Analysts say that even though there may be strong market expectations for certain companies to keep dividends stable, that should ideally not come at the expense of long-term business sustainability.

Maintaining steady dividends as far as possible is "an admirable intention on paper" but if done "at all costs it could be (at) the expense of the very company itself", Mr Young cautions. "It depends - if they're overstaffed and inefficient, then of course they should address that problem; if they're efficient but the balance sheet is stretched, then the dividend should be cut.
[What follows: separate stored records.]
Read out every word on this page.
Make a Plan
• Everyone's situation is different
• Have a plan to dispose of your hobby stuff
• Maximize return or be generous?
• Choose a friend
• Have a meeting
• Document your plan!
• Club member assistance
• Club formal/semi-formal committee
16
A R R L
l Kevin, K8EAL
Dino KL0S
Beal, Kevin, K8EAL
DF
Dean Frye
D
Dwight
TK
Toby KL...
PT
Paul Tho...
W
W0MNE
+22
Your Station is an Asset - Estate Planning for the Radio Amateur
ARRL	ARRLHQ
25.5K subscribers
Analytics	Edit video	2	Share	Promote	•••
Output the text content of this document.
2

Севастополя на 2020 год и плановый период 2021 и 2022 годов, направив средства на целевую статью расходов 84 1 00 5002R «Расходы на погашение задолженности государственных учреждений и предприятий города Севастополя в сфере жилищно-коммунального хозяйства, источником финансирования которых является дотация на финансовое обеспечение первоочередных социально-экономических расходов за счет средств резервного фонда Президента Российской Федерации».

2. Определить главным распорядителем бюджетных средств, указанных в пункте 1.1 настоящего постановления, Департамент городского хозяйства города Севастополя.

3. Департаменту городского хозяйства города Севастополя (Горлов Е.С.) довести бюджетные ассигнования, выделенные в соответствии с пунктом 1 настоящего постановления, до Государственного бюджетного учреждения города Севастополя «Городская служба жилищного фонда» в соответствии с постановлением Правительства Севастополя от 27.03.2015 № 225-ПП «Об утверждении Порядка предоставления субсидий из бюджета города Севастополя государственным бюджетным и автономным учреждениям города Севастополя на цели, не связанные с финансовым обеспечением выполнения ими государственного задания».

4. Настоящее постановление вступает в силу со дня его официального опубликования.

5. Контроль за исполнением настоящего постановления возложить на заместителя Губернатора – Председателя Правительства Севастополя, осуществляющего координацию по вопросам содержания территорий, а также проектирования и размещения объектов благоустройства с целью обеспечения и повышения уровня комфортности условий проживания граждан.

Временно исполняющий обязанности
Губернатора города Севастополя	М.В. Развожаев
Often it's a combination of the two - shades of grey."

CMC market analyst Margaret Yang adds: "Dividend cut is more of a short-term pain. . . Cutting manpower, especially the core business units and key talents, will affect the business operation and also hurt the morale of existing staff."

Sean Quek, head of equity research at Bank of Singapore, says that if companies are facing low profitability in the near future, it may be more prudent for them to temporarily lower dividends rather than cut staff or other fixed costs, which "could come back to haunt them". "The decisions on cutting costs and paying dividends are essentially issues that management of a listed company needs to address separately," he adds.

Aside from cutting dividends or staff strength, another way to conserve cash would be to reduce costs in other areas such as trimming bonuses or finding cheaper rent, market watchers say.

"There are other cost-cutting measures to undertake before considering more drastic options such as cutting dividends or trimming manpower," such as reining in bonuses, Mr Aw says.

Ernest Kan, deputy managing partner for markets at Deloitte Singapore, notes that the STI dividend yield has steadily increased from 2.93 per cent in 2012 to 4.15 per cent in 2015, but fallen slightly to 3.98 per cent in 2016 year-to-date as at Aug 11.

"Aside from cutting dividends and staff costs, companies can also choose to cut other high operating costs such as office leases. For example, Google Inc moved its operations from the CBD to a business park on the city's fringe, which saw its rent cut by half, and banks such as Barclays, Standard Chartered PLC and Credit Suisse Group AG have also consolidated their existing work offices," said Mr Kan.